Nochmal die Schulbank drücken

Es kommt wohl eher selten vor, dass ein Schüler mehr graue Haare hat als sein Mentor. In meinem Fall wird das so sein. Viele wissen es schon, dass ich ab dem ersten März bayerischer Vikar werde. Ich freue mich auf die Kirchengemeinde St. Leonhard-Schweinau im Westen von Nürnberg und auf Pfr. Dr. Gunnar Sinn, den ich vor einigen Wochen schon kurz kennengelernt habe. Zwischendurch werde ich immer wieder mal ein oder zwei Wochen im Predigerseminar in Nürnberg zubringen und vermutlich sind manche der Vikarskolleg*innen dort nicht wesentlich älter als meine Tochter. Aber es ist ja auch ein seltener Luxus, in dieser Lebensphase noch einmal alle wichtigen Fragen zu durchdenken, alte Kenntnisse aufzufrischen und professionelles Feedback zu bekommen. Schweinau ist ein Stadtteil, der mit seiner Sozialstruktur in vieler Hinsicht ein Kontrastprogramm zu Erlangen darstellt, da gibt es für mich eine Menge zu lernen und zu entdecken. Und während viele erst das Pflichtprogramm und dann die „Sonderformen“ von Gemeinde und Gottesdienst entdecken, läuft es bei mir nun eben umgekehrt. Mit vier Kindern in Studium und Berufsausbildung ist das kein ganz kleines Abenteuer.

Im Freundes- und Bekanntenkreis hat die Nachricht viel Zustimmung und positive Resonanz ausgelöst, aber auch ein paar nachdenkliche Fragen dazu, warum ich das mache und wie der Schritt zu deuten ist. Fangen wir doch beim Offensichtlichen an: Bei ELIA laufen die Dinge gut, das die Pionierphase liegt im 24. Jahr schon eine Weile hinter uns, und es hängt weniger an meiner Person, als manche(r) vielleicht vermutet.

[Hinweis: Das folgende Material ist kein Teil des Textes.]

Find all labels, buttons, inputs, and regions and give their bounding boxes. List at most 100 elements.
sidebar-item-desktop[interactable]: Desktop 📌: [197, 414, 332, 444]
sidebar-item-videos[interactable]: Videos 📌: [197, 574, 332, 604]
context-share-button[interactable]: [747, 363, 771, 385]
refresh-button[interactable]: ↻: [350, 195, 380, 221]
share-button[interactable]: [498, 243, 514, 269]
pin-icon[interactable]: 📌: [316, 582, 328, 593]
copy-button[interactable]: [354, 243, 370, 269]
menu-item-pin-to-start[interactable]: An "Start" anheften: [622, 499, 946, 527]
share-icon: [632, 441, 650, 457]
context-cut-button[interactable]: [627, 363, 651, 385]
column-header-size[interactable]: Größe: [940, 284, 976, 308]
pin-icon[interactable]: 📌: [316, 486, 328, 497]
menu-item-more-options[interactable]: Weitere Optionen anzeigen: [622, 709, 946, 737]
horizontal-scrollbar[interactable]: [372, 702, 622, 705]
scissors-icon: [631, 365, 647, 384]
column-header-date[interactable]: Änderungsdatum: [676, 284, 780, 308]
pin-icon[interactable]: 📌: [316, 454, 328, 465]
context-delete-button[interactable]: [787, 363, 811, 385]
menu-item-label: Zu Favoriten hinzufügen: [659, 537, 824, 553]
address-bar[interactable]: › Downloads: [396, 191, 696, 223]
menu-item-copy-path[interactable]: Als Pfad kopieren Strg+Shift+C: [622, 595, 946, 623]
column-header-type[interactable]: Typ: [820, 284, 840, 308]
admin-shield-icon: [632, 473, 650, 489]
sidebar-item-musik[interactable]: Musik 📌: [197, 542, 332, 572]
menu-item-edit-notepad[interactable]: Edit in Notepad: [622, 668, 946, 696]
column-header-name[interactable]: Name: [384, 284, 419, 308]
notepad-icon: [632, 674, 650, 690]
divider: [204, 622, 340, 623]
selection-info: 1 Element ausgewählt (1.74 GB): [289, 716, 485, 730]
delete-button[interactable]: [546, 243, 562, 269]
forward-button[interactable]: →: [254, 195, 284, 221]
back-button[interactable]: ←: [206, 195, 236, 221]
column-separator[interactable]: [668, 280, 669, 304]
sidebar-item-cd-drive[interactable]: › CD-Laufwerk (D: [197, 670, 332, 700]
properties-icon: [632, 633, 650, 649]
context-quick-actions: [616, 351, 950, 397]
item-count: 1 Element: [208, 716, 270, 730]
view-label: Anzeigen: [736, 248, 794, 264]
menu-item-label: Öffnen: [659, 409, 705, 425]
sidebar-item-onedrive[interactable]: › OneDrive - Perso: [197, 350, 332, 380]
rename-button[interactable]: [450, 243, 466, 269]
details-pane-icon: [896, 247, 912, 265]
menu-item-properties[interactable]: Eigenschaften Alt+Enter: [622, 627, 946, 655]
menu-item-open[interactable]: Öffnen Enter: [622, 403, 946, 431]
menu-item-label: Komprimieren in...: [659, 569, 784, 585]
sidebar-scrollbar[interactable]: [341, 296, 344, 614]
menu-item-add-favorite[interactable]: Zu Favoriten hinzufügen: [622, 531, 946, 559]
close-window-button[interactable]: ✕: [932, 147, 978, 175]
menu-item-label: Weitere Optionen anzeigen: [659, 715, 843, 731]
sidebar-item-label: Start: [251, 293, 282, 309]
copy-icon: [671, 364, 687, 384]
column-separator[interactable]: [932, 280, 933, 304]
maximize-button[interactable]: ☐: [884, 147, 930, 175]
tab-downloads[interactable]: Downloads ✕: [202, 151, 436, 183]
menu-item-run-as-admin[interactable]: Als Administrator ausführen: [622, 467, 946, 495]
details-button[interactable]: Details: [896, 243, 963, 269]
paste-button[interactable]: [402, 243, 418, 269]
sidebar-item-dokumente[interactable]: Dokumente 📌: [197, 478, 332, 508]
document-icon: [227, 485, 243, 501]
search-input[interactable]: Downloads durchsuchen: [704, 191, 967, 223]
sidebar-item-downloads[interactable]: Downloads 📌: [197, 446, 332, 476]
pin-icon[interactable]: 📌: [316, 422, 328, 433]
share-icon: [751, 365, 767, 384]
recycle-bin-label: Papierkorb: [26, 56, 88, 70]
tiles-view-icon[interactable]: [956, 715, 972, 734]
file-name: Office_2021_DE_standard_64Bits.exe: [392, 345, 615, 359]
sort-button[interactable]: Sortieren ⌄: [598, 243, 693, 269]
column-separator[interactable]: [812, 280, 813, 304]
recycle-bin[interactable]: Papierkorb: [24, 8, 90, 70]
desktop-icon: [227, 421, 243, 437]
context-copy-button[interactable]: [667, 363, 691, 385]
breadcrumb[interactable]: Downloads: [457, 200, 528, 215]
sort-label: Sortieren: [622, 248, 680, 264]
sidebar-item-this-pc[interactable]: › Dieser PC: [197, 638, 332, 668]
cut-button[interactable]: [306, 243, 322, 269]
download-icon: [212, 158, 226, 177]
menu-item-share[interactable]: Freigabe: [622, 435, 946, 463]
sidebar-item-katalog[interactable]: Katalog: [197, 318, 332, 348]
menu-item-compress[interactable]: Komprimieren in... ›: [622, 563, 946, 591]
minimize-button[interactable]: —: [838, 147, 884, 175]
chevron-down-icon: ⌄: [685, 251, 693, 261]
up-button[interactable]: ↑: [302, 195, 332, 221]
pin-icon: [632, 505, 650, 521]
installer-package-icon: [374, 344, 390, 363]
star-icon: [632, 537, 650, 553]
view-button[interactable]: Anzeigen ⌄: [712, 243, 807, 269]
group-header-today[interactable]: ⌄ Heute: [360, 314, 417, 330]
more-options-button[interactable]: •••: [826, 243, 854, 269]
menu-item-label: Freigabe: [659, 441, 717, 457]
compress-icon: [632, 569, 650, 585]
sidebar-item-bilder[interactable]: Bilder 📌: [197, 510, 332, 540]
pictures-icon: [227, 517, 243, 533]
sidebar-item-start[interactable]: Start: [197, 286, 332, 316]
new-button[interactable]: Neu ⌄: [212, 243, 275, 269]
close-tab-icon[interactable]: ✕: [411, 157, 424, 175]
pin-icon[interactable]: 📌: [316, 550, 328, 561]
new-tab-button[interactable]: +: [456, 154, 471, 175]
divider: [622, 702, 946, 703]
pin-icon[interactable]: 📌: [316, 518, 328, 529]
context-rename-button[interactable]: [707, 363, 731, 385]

Dass es uns allen über 20 Jahre gelungen ist, ohne Zank oder Entfremdung gemeinsam älter zu werden, empfinde ich als ein echtes Wunder. Es gibt auch im Augenblick keine Konflikte, die über jene produktive Grundspannung hinausgehen, die bei so vielen Charakterköpfen und einer derart bunten Mischung an Prägungen und Frömmigkeitsstilen normal sind. Ein guter Zeitpunkt, um mich etwas zurückzunehmen, ohne ganz auszusteigen. Wir wohnen weiter in Erlangen, ich werde auch während des Vikariats regelmäßig bei ELIA predigen und andere Aufgaben übernehmen.

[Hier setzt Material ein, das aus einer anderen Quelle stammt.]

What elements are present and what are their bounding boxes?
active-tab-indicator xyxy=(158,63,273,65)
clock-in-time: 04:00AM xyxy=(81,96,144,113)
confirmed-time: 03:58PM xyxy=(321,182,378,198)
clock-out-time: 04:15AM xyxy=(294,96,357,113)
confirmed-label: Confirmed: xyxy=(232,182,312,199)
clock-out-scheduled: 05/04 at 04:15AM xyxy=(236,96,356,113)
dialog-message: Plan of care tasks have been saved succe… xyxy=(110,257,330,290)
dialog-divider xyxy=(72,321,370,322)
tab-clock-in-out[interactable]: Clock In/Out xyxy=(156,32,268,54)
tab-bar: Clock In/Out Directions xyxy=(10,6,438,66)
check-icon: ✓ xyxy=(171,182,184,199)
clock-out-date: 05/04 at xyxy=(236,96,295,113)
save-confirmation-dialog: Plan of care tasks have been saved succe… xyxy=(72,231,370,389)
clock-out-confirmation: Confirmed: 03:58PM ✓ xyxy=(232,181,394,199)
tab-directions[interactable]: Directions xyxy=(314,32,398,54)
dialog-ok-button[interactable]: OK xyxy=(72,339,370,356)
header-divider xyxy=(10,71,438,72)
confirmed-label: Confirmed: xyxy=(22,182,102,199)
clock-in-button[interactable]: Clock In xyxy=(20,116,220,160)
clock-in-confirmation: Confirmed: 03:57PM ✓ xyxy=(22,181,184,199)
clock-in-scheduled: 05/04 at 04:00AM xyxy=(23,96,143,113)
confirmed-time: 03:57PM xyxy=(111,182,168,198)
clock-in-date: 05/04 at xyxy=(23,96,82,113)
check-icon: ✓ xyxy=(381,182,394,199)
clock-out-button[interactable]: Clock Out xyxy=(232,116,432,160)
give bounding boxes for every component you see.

Vor 25 Jahren war ich schon einmal an diesem Punkt: Ich hatte eine Vikariatsstelle in Hof zugewiesen bekommen und die dann abgesagt, um mein Promotionsstudium anzupacken. Während dieser Zeit entstand dann ELIA, ohne dass ich das so geplant hatte, und ich stellte fest, dass mir die flexiblen Strukturen und die Spielräume zum Experimentieren sehr liegen. In einer solchen Gründungsphase kann man aber nicht nach zwei oder drei Jahren aussteigen, also lag die weitere kirchliche Laufbahn für unbestimmte Zeit auf Eis (der Computer im Landeskirchenamt führte mich als „Abbrecher“, aber so fühlte sich das von meiner Seite aus nicht an). Die Entscheidung für die Promotion und die Gemeingründung war nie eine Entscheidung gegen die Landeskirche (ebensowenig ist diese Entscheidung jetzt für das späte Vikariat eine Entscheidung gegen dies oder jenes – oder eben nur in dem Sinn, dass man nicht alles gleichzeitig machen kann, was gut und sinnvoll ist).

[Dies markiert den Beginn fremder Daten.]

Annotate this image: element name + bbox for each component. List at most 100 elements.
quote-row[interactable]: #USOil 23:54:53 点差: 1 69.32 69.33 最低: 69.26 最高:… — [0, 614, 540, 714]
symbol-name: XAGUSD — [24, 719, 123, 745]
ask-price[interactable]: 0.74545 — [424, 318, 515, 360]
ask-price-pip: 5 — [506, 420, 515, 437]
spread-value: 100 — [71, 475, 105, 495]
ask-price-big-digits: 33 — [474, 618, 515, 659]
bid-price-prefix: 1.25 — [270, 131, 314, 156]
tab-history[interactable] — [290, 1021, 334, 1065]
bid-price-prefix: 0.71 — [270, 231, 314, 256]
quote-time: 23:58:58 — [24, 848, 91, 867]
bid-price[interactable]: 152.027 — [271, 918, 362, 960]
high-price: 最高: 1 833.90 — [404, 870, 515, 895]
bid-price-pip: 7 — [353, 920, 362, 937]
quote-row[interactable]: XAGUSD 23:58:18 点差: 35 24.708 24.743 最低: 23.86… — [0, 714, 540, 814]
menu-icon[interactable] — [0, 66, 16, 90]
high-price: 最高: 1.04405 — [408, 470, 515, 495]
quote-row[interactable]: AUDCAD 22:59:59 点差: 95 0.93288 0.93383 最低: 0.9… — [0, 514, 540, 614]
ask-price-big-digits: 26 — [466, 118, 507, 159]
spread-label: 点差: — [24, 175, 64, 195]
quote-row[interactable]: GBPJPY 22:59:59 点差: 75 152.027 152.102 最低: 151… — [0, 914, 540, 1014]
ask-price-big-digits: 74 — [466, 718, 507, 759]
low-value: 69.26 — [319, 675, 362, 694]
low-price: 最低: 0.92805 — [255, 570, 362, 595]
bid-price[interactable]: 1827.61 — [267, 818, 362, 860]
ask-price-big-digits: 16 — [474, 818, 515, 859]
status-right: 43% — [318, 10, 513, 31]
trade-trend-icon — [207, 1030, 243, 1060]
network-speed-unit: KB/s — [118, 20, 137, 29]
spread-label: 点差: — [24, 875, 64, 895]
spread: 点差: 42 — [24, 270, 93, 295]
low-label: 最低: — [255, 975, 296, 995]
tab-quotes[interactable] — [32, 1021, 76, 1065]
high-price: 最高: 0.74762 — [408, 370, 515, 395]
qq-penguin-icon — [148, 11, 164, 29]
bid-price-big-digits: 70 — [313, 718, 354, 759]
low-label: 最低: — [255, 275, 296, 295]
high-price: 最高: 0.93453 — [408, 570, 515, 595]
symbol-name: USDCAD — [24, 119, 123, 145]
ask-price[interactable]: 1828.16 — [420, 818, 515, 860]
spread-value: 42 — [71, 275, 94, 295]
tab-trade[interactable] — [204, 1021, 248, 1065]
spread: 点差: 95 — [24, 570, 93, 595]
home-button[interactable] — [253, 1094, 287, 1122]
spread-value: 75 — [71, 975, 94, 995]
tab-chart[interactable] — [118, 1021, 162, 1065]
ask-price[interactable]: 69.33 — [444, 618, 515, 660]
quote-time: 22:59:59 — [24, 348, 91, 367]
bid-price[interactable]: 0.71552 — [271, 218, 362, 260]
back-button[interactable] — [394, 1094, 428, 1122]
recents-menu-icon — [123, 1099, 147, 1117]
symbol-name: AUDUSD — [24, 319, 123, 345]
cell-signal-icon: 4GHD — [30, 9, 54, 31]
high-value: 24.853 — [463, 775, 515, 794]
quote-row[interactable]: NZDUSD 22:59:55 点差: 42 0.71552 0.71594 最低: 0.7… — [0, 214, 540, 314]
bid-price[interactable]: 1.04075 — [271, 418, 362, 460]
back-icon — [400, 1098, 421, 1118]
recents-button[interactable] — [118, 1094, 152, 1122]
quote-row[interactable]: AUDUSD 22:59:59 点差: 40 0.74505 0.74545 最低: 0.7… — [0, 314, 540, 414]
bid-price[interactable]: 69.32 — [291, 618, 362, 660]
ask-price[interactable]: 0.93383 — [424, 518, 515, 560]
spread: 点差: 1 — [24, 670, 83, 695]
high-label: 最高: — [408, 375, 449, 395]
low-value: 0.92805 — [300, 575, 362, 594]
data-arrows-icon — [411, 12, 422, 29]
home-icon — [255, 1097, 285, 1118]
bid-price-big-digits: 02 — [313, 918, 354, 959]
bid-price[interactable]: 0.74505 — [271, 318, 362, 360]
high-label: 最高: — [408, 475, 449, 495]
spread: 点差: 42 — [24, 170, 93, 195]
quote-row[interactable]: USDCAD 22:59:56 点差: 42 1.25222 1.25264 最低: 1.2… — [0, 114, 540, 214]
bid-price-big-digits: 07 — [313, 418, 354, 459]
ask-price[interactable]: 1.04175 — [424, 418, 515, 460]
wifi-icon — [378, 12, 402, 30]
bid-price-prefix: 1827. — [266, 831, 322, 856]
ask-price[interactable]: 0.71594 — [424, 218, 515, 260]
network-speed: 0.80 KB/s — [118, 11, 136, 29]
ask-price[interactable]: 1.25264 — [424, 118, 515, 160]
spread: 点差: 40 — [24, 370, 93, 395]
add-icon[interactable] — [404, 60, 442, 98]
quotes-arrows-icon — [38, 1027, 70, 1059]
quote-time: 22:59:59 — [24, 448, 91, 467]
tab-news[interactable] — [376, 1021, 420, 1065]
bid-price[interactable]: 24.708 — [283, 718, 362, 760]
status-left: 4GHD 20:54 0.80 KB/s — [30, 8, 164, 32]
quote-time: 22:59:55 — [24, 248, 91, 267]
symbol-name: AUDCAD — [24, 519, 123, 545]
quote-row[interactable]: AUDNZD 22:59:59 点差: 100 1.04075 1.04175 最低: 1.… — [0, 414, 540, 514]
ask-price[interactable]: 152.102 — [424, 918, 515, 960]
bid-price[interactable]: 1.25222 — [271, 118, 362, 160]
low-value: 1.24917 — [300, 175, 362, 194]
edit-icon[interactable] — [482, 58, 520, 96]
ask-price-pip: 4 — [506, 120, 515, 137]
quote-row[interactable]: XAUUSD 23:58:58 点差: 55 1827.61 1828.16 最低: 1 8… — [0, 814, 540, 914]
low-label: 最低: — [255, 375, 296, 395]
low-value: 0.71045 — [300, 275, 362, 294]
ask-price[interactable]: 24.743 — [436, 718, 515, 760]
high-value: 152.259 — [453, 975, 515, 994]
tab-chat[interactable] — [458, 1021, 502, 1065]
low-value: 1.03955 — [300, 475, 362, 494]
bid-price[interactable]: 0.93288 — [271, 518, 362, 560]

In den letzten Jahren entwickelte sich dieses Verhältnis sehr konstruktiv. Ich bekam eine Prädikantenbeauftragung, arbeitete in verschiedenen kirchlichen Arbeitsgruppen mit, nahm an Tagungen und Konferenzen teil, der Landesbischof besuchte die Gemeinde. Meine theologische Sprache und die Themen, mit denen ich mich beschäftige, haben sich in den letzten zehn Jahren noch einmal so kräftig wie konsequent weiterentwickelt. Ebenso die Spiritualität: Ich habe einen sehr positiven Zugang zu Liturgie gefunden. Insofern ist das Vikariat nun ein weiterer, logischer Schritt auf einem Weg der Konvergenz. Und wie die nächste Etappe dann in zweieinhalb Jahren aussieht, ist noch völlig offen. Aber bei allen Verantwortlichen, mit denen ich in den letzten Monaten über diese Entscheidung gesprochen habe, war der Wunsch spürbar, nach dem Vikariat auch einen Platz zu finden, an dem die Erfahrungen, die ich schon mitbringe, sinnvoll zur Geltung kommen können.

In den letzten Monaten habe ich, nicht immer ganz leichten Herzens, so viele Einladungen zu Kursen, Tagungen und Kongressen abgesagt wie noch nie, und mich aus verschiedenen Kreisen und Gremien ausgeklinkt, um Platz für das Neue zu schaffen. Wie viel Zeit mir zum Bloggen bleibt beim Pendeln ich die große Nachbarstadt und wie sich meine Themen und Perspektiven verschieben bei allem, was da neu auf mich zukommt und meine Aufmerksamkeit beansprucht, kann ich noch nicht abschätzen.

Erst einmal wird es bestimmt etwas ruhiger hier.

Es hat eben alles seine Zeit.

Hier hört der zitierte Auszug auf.